The study delves into the vulnerabilities of stablecoin settlement mechanisms from a "monetary view" perspective and draws parallels between onshore and offshore US dollar settlements. It explores the concept of private bank credit reaching its elastic limit in Eurodollar and FX markets, necessitating intervention by central bank credit to safeguard par value in global dollar settlements.
Stablecoins intertwine on-chain and off-chain funding, maintaining parity with fiat dollars through various methods such as reserves, over-collateralization, and algorithmic trading protocols.
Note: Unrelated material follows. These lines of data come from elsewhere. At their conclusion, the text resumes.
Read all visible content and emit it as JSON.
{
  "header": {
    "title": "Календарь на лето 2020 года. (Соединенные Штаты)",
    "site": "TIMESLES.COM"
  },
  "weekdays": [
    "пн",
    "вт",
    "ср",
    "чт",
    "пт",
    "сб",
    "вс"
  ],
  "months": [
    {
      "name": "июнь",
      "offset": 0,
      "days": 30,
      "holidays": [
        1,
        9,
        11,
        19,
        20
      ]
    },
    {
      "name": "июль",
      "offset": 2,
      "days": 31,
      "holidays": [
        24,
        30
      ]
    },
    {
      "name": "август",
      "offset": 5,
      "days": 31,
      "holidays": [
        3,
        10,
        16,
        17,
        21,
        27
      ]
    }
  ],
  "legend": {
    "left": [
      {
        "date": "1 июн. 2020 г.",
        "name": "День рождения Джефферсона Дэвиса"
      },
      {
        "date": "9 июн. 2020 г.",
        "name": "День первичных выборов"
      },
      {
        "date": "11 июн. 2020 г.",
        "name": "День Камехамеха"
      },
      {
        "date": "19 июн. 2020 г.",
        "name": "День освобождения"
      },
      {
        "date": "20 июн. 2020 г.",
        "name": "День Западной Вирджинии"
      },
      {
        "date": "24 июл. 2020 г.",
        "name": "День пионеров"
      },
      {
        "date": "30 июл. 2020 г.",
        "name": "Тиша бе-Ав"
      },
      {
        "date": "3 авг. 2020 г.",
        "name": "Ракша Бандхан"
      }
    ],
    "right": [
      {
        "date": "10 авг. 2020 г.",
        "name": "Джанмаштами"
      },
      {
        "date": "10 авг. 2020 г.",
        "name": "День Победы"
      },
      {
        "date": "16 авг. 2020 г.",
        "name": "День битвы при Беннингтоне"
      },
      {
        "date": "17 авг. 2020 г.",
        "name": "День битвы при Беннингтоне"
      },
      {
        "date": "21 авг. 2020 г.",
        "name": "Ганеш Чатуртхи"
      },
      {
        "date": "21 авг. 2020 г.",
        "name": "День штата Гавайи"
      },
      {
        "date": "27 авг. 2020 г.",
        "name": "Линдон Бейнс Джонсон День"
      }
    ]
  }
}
However, the study raises concerns regarding their reliance on short-term safe US dollar assets as reserves, pointing out the misconception of solvency based on short-term liquidity.
Moreover, stablecoins' stability is tethered to fiat market conditions, lacking mechanisms akin to those ensuring liquidity in banking systems during economic turmoil. The study highlights instances like the 2023 banking crisis where stablecoins, like USDC, relying on liquid reserves at financial institutions, faced uncertainty amid banking challenges.
The study underscores the challenge of stablecoins maintaining parity with each other and identifies blockchain bridges as problematic due to their inability, unlike FX traders, to absorb imbalances in order flow. The lack of regulatory accountability networks poses further difficulties for stablecoins, proposing a model solution where all claims are settled within regulatory boundaries, leveraging the credibility of a mature banking system.
The BIS's intensified focus on stablecoins, as demonstrated by their recent study on stablecoin failures to maintain pegged value, parallels the legislative attention they're receiving in the EU, UK, and US, indicating the increasing significance of stablecoins within the financial sector.